Hij ging op een muurtje zitten en leek plots weer oud en vermoeid te worden.

 

Ik bood geen verzet tegen het bevel, aangezien de heerlijke aanblik van het meisje meer dan voldoende was om moed en nieuwsgierigheid te wekken. Als iemand me betrapte, nou, dan zou ik de uitleg improviseren dat ik daar was in dienst van een edele heer, een onderdaan van Zijne Majesteit de allerchristelijkste koning Lodewijk xiv van Frankrijk, die uitsluitend zich verstout had de grenzen van de villa te overschrijden uit verlangen om de eigenaar, wie het ook was, hulde te brengen. Was Het Schip trouwens niet altijd al, zoals Atto had gezegd, een bakermat van Frankrijk in Rome?

Nadat ik tevergeefs de laan had verkend waarin de heer en het meisje waren verschenen, drong ik een zijpad in, vervolgens weer één en weer één, waarbij ik uiteindelijk telkens uitkwam op de grote binnenplaats van de ingang. Geen enkel resultaat: de twee leken in het niets verdwenen. Misschien waren ze de villa binnen gegaan, bedacht ik. Ja, dat moest wel zo zijn.

Toen ik bij abt Melani kwam, was het net of hij weer wat kleur had gekregen.

‘Voelt u zich beter?’ vroeg ik.

‘Welja, welja. Het is niets, alleen een... een vluchtige impressie.’

Hij leek me niettemin nog geschokt. Het was haast of iemand hem net een ernstig, onverwacht bericht had meegedeeld.
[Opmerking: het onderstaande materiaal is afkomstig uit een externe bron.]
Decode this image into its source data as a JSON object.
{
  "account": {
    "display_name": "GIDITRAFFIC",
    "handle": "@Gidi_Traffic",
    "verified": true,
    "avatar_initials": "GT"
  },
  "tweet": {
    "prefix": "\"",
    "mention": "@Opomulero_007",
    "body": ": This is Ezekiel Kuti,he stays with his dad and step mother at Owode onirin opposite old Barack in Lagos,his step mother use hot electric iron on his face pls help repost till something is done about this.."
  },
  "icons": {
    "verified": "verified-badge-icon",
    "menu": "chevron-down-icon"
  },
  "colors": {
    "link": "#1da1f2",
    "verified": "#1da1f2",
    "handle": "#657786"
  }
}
Hoewel hij lekker bleef zitten, leunde hij op de stok.

‘Als u zich beter voelt, kunnen we misschien gaan,’ waagde ik.

‘Welnee, het is hier lang niet verkeerd. Bovendien hebben we geen haast. Wat een dorst; ik heb echt enorme dorst.’

Zo bereikten we een van de twee fonteinen, waar hij dronk, terwijl ik hem hielp zijn evenwicht te bewaren. We liepen terug naar de laantjes, nu en dan naar Het Schip kijkend, waar het weer stil geworden was. Atto had me bij de arm genomen en leunde zwaar op me.

‘Zoals ik al zei, behoort de villa toe aan Elpidio Benedetti, die hem erfde van een familielid van Mazarin,’ bracht hij me in herinnering, ‘maar je weet niet wie dat was. Dat zal ik je vertellen. Filippo Giuliano Mancini, de hertog de Nevers, de broer van een van de beroemdste vrouwen van Frankrijk: Maria Mancini, de Connétablesse Colonna.’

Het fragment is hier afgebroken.